With Obama, words have begun to have meaning again. Declarative sentences are back. I couldn’t take my eyes off that photo of Obama shaking hands with President Chávez of Venezuela; it cut through so much epic posturing. But his use of language has been more liberating even than such images.
Two sentences uttered recently by the president in Turkey are an example: “The United States has been enriched by Muslim Americans. Many other Americans have Muslims in their family, or have lived in a Muslim-majority country " I know, because I am one of them.”
It was one of those moments when you realize just how scary Obama must be to America’s jihadist enemies. Knowing Islam across the dinner table, he has no fear of it. His predecessor, in Facebook terms, went on a spree of de-friending that made terrorist recruitment easier. Now the tables have been turned.
The U.S. has emerged from eight years of dyslexia. It has now revealed how dangerously words were manipulated and is learning again to speak a language the world can understand. America’s narrative is inclusive once more, as it must be by the country’s very nature. The power of language to reconcile is as great as its power to kill.
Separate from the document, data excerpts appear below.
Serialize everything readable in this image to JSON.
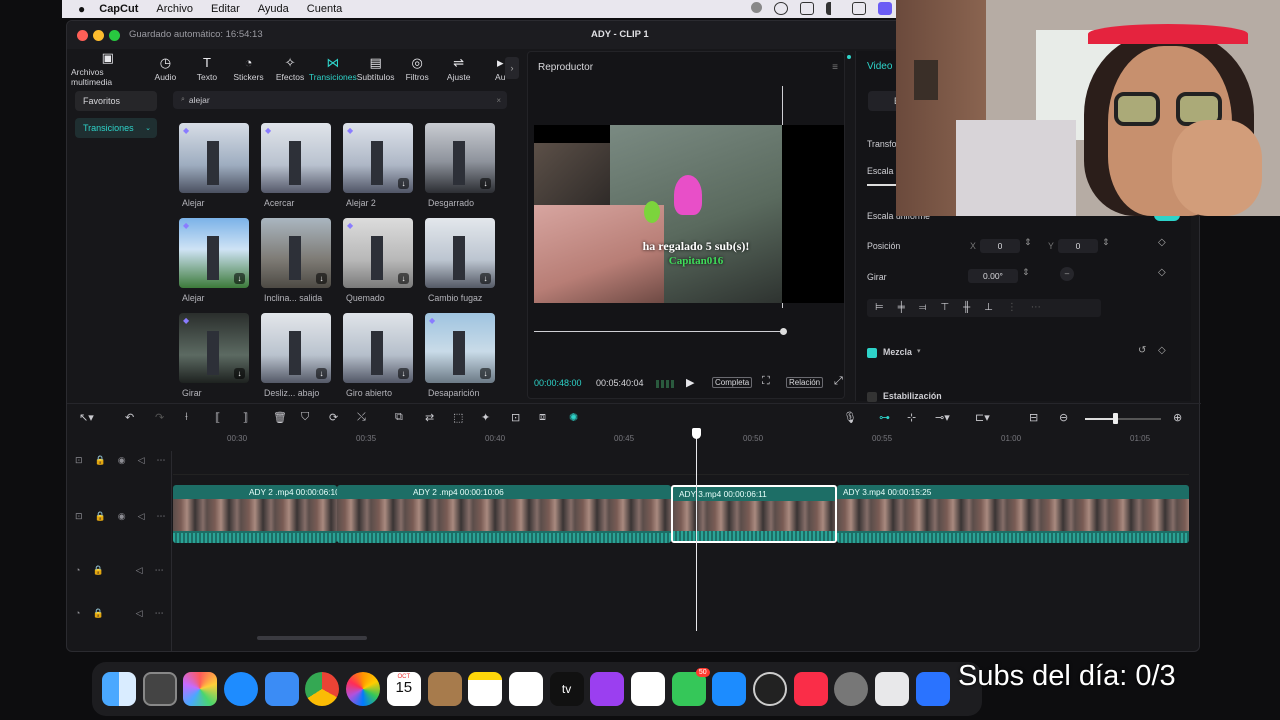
{
  "menubar": {
    "app_name": "CapCut",
    "items": [
      "Archivo",
      "Editar",
      "Ayuda",
      "Cuenta"
    ]
  },
  "window": {
    "autosave": "Guardado automático: 16:54:13",
    "title": "ADY - CLIP 1"
  },
  "toolbar": [
    {
      "label": "Archivos multimedia",
      "icon": "media-icon",
      "glyph": "▣"
    },
    {
      "label": "Audio",
      "icon": "audio-icon",
      "glyph": "◷"
    },
    {
      "label": "Texto",
      "icon": "text-icon",
      "glyph": "T"
    },
    {
      "label": "Stickers",
      "icon": "sticker-icon",
      "glyph": "◔"
    },
    {
      "label": "Efectos",
      "icon": "effects-icon",
      "glyph": "✧"
    },
    {
      "label": "Transiciones",
      "icon": "transitions-icon",
      "glyph": "⋈",
      "active": true
    },
    {
      "label": "Subtítulos",
      "icon": "subtitles-icon",
      "glyph": "▤"
    },
    {
      "label": "Filtros",
      "icon": "filters-icon",
      "glyph": "◎"
    },
    {
      "label": "Ajuste",
      "icon": "adjust-icon",
      "glyph": "⇌"
    },
    {
      "label": "Au",
      "icon": "more-icon",
      "glyph": "▸"
    }
  ],
  "sidebar": {
    "favorites": "Favoritos",
    "transitions": "Transiciones"
  },
  "search": {
    "value": "alejar"
  },
  "transitions": [
    {
      "label": "Alejar",
      "premium": true,
      "download": false
    },
    {
      "label": "Acercar",
      "premium": true,
      "download": false
    },
    {
      "label": "Alejar 2",
      "premium": true,
      "download": true
    },
    {
      "label": "Desgarrado",
      "premium": false,
      "download": true
    },
    {
      "label": "Alejar",
      "premium": true,
      "download": true
    },
    {
      "label": "Inclina... salida",
      "premium": false,
      "download": true
    },
    {
      "label": "Quemado",
      "premium": true,
      "download": true
    },
    {
      "label": "Cambio fugaz",
      "premium": false,
      "download": true
    },
    {
      "label": "Girar",
      "premium": true,
      "download": true
    },
    {
      "label": "Desliz... abajo",
      "premium": false,
      "download": true
    },
    {
      "label": "Giro abierto",
      "premium": false,
      "download": true
    },
    {
      "label": "Desaparición",
      "premium": true,
      "download": true
    }
  ],
  "player": {
    "title": "Reproductor",
    "overlay_line1": "ha regalado 5 sub(s)!",
    "overlay_line2": "Capitan016",
    "current_time": "00:00:48:00",
    "total_time": "00:05:40:04",
    "btn_full": "Completa",
    "btn_ratio": "Relación"
  },
  "inspector": {
    "tab_video": "Video",
    "transform": "Transfo",
    "scale": "Escala",
    "uniform_scale": "Escala uniforme",
    "position_label": "Posición",
    "x_label": "X",
    "x_value": "0",
    "y_label": "Y",
    "y_value": "0",
    "rotate_label": "Girar",
    "rotate_value": "0.00°",
    "blend_label": "Mezcla",
    "stabilize_label": "Estabilización"
  },
  "timeline": {
    "ruler": [
      "00:30",
      "00:35",
      "00:40",
      "00:45",
      "00:50",
      "00:55",
      "01:00",
      "01:05"
    ],
    "clips": [
      {
        "label": "ADY 2 .mp4   00:00:06:10"
      },
      {
        "label": "ADY 2 .mp4   00:00:10:06"
      },
      {
        "label": "ADY 3.mp4   00:00:06:11"
      },
      {
        "label": "ADY 3.mp4   00:00:15:25"
      }
    ]
  },
  "dock": {
    "calendar_month": "OCT",
    "calendar_day": "15",
    "messages_badge": "50",
    "tv_label": "tv"
  },
  "overlay_text": "Subs del día: 0/3",
  "colors": {
    "accent": "#2ed3c9",
    "clip": "#1d6e66",
    "premium": "#8a7cff"
  }
}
At his first press conference in February, Obama said: “The strongest democracies flourish from frequent and lively debate, but they endure when people of every background and belief find a way to set aside smaller differences in service of a greater purpose.”
That’s a sentence you don’t have to read twice. The differences today are not small " they concern the rule of law and torture " but the spirit of Obama’s words still provides a useful moral compass for this moment of American self-questioning and anguish.
@mysteryman,
mysteryman wrote:
... I have always said that I find polls to be a tremendous waste of time and essentially meaningless.
Yes, you have said that, MM. But with all due respect some of us here disagree with you. Feel free to ignore the polling stuff from Nimh et al if you want to. No need to tell us, again, about your belief that polls are useless.
I strongly believe that many politicians have their fingers in the breeze (not THAT finger) gauging public sentiment.
And, MM, a personal note re the notion that folks here post polls only when the outcome is favorable to their ideology. A fair claim, I reckon, but I started to follow the daily Rasmussen Approval Index on President Obama a month or so ago with updates every couple of weeks. I am a Democrat, but I will post the latest updates without trying to spin the results.
@cicerone imposter,
Quote:mm, Polls are meaningless to you, because it tells the truth about where you conservatives stand - not only during the last presidential campaign and election, but where your esteemed Bush now stands.
It must hurt real bad. Facts do that some times.
Sorry, but I have been stating my disdain for polls all the way back to when Bill Clinton was president, so your allegation is without merit.
I even once posted an article written by the head of the Gallup Poll stating how polls can be manipulated.
Quote:It's obvious mm has not kept up with nimh's posts on polls.
I freely admit that.
Polls are meaningless to me, so why would I pay attention to a thread about polls?
When it comes to politics, the only poll I pay attention to is the election results.
Any others are meaningless.
RJB said...
Quote:I strongly believe that many politicians have their fingers in the breeze (not THAT finger) gauging public sentiment.
Thats true, and often that stops politicians from doing whats right.
They are more worried about getting re-elected or being popular, instead of doing whats best for the country.
@mysteryman,
It doesn't matter whether polls can be "manipulated." If polls continually miss the mark, they will have no credibility left for them to exist.
Can you tell us which polls that have been relatively accurate have been manipulated?